Although the architecture was beautiful, Ellis Island gave me the heebeegeebees. Black and white eyes seemed to peer out the pictures and speak of tired journeys, big dreams, and lost hopes. Behind the gentle din of the crowd I could hear the silent prayers of my family standing in inspection lines waiting to see if they would be allowed to pass through the guarded golden door. The youngest Calamaio child at the time was deaf, and would have been likely turned away, as many were, but his mother snuck him though the health inspection tests using hand signal cues instructing him to nod and respond at the appropriate times. She would tug on her skirt with either her right or left hand depending on if he was to nod “yes” or “no.” He was just young enough that it worked.

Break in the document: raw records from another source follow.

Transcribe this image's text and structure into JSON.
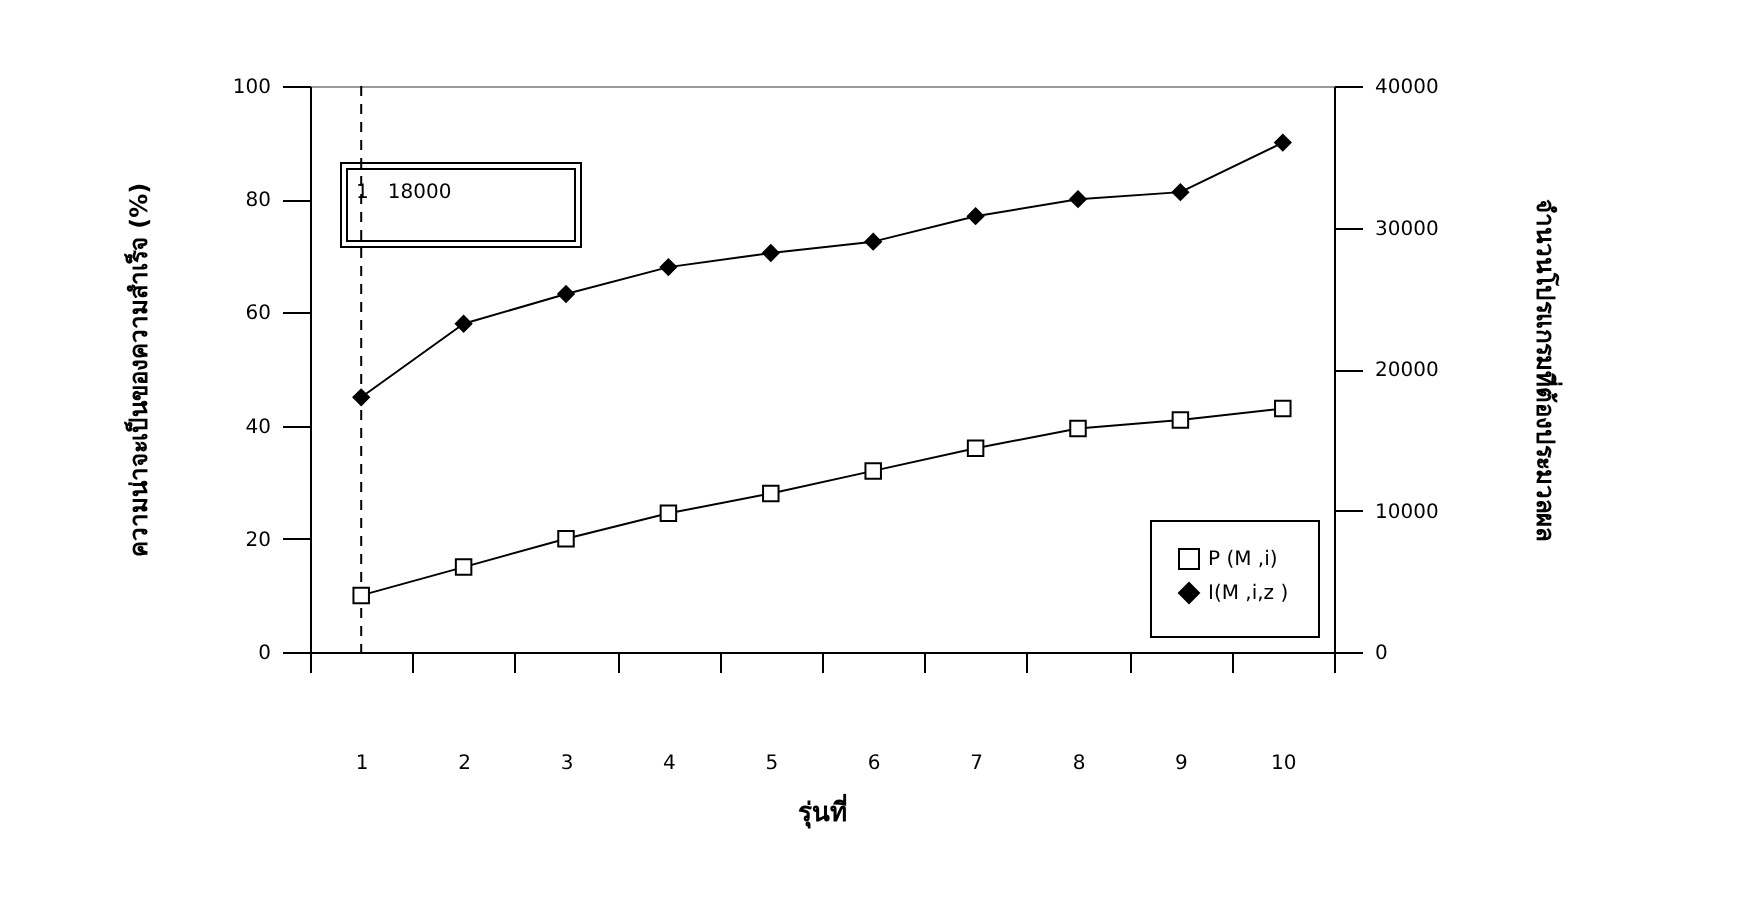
{
  "chart_data": {
    "type": "line",
    "xlabel": "รุ่นที่",
    "ylabel": "ความน่าจะเป็นของความสำเร็จ (%)",
    "y2label": "จำนวนโปรแกรมที่ต้องประมวลผล",
    "categories": [
      "1",
      "2",
      "3",
      "4",
      "5",
      "6",
      "7",
      "8",
      "9",
      "10"
    ],
    "series": [
      {
        "name": "P (M ,i)",
        "color": "#000000",
        "marker": "square",
        "values": [
          10,
          15,
          20,
          24.5,
          28,
          32,
          36,
          39.5,
          41,
          43
        ]
      },
      {
        "name": "I(M ,i,z )",
        "color": "#000000",
        "marker": "diamond",
        "axis": "y2",
        "values": [
          18000,
          23200,
          25300,
          27200,
          28200,
          29000,
          30800,
          32000,
          32500,
          36000
        ]
      }
    ],
    "ylim": [
      0,
      100
    ],
    "yticks": [
      0,
      20,
      40,
      60,
      80,
      100
    ],
    "y2lim": [
      0,
      40000
    ],
    "y2ticks": [
      0,
      10000,
      20000,
      30000,
      40000
    ],
    "ref_lines": [
      {
        "axis": "x",
        "value": "1",
        "line_style": "dashed"
      }
    ],
    "annotations": [
      "1   18000"
    ],
    "legend": "bottom right",
    "grid": false,
    "line_style": "solid"
  }
}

In the courtyard behind the building, I found their name. “The John Calamaio Family” was engraved in the Wall of Honor monument located between the building and the freedom of the New York shore. What there was no monument for was the thousands of unnamed rejects sent back to their countries of origin. The “homeless and tempest tossed” not welcomed by Lady Liberty’s lamp.

Since this country’s beginning, Americans have always tried to keep foreigners out of “their land.” Almost every nationality has been discriminated against at one point or another in our nation’s history, and though few people are denied jobs today for being Irish or Italian, racism still closes gates to people seeking the American dream today.

I’ve lived in Tucson the past four years, a hop skip and jump from the U.S.-Mexico border and the sector with the most illegal migration apprehensions in the United States. I’ve seen firsthand the hatred some Americans have for migrants. “Minutemen” cars line the deserts surrounding the city hoping to capture immigrants themselves. I’ve seen Mexican flags burned by men with guns in the streets of downtown Tucson. I’ve interviewed children wearing American flag bandannas who’ve told me they hate Mexicans.

Everybody seems to have an opinion about who should be let in and who should be kept out, but what many forget is their own history. I am only a 4th generation American, just as many of the Minutemen likely are. But yet there is a culture of hatred still alive and well in America, no matter how many people walk though the Ellis Island museum and comment on how horrible and racist of a system it was.

The Calamaios that made it though Ellis Island were the lucky ones. The immigrants allowed to pass through the “sunset gates”. The ones allowed live and work and have children who would someday climb to the top of the welcoming Liberty flames and shout to the world. They were the ones whose great-granddaughter would be free to travel across the country in a van and stand where they stood to say, “thank you”.